The issue stemmed from the fact that certain benchmarks, such as cactusBSSN, created many mappings of 4632kB that would previously merge into a large THP-backed area.
Post-commit efa7df3e3bb5, these mappings were fragmented into multiple areas, each aligned to PMD boundaries with gaps in between, causing significant performance regressions due to TLB or cache aliasing.
Another regression identified was in the darktable application, which the new patch reportedly also addresses. To remedy the regressions while still benefiting from THP-friendly anonymous mapping alignment, the patch now requires the mapping size to be a multiple of PMD size instead of merely at least PMD size. This change allows for natural merging of many odd-sized mappings, avoiding the performance issues previously encountered.

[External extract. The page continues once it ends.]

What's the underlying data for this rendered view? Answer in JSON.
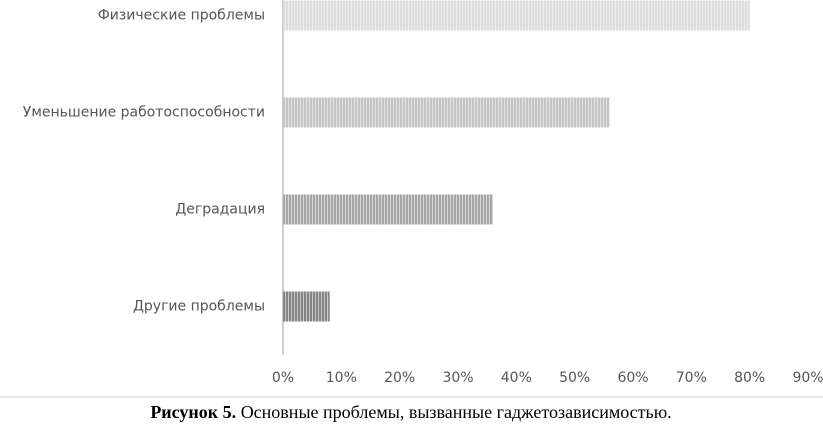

The mmap patch merged last week affects just one line of code but has had a profound impact. The memory management patch that introduced the regressions into the mainline Linux kernel has been upstream since December of 2023.
Further benchmarks will be conducted to assess real-world workloads and measure any additional performance shifts with this latest Linux kernel code beyond the synthetic test cases.